DICK POWELL is a cab driver with singing aspirations who doesn't mind
holding up traffic while he demonstrates his singing prowess to a
couple of captive passengers who are so impressed they arrange an
audition for him. Only in the movies, only in the movies.
This is another one of those improbable Warner Bros. comedies with a
far-fetched plot that has him spoiling his radio audition when his song
turns out to be a children's ditty with his part relegated to imitating
barnyard animals. With the mike still on, he loses his temper and the
job.
When JOAN BLONDELL, as assistant to radio manager GRANT MITCHELL, is
assigned to Italy, who should follow her (as a stowaway aboard ship),
but Powell, still intent on impressing her with his singing. Before you
know it, thanks to his pal ADOLPHE MENJOU, Powell gets work as a
gondolier. After that, the plot follows the rather familiar course of
boy meets girl, boy loses girl, boy gets girl, all in musical comedy
fashion of the '30s.
Dick Powell has a pleasant, if unremarkable voice and his tenor
serenading is pleasing enough, as is his flair with light material. Of
course, he bowls over the radio station's sponsor (LOUISE FAZENDA) the
moment he lifts his voice in song within earshot of those he needs to
impress as he rows his gondolier in the moonlight.

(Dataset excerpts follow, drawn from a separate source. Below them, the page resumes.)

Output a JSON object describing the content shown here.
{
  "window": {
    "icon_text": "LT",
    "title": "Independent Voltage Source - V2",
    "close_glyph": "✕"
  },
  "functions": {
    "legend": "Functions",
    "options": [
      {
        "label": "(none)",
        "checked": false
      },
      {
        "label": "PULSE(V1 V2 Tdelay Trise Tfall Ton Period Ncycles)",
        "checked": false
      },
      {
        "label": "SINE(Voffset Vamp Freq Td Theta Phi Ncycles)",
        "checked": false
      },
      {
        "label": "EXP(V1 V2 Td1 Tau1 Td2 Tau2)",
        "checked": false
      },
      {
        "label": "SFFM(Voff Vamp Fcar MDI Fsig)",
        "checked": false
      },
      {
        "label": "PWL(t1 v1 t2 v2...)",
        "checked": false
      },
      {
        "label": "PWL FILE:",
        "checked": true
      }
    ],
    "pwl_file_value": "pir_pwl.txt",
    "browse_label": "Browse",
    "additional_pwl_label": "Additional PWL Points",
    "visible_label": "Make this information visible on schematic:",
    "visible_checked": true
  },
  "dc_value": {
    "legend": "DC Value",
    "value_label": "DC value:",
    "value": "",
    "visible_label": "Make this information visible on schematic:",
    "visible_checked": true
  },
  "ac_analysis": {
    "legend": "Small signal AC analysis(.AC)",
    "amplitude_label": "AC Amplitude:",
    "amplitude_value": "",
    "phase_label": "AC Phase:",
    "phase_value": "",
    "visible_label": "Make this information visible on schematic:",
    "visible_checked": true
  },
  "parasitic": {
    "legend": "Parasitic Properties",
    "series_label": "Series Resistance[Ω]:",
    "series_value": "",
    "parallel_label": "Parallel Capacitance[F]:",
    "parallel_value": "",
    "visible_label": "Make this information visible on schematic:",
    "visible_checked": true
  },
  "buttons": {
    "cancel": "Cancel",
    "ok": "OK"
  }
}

Naturally, Blondell re-discovers him in a new setting and romance
blossoms. It's the kind of set-up Warners would use later for their
female star, DORIS DAY, always being discovered for either a radio show
or Hollywood by Jack Carson or Dennis Morgan in her early Warner
comedies that used the same formula.
It's pleasant nonsense, easy to take, and makes no special demands on
your viewing pleasure if you enjoy watching DICK POWELL and JOAN
BLONDELL so obviously enjoying themselves. None of the songs are
particularly memorable and it's the kind of film soon forgotten after
one viewing, but obviously it offered the kind of entertainment that
answered the needs of undemanding Depression-era audiences.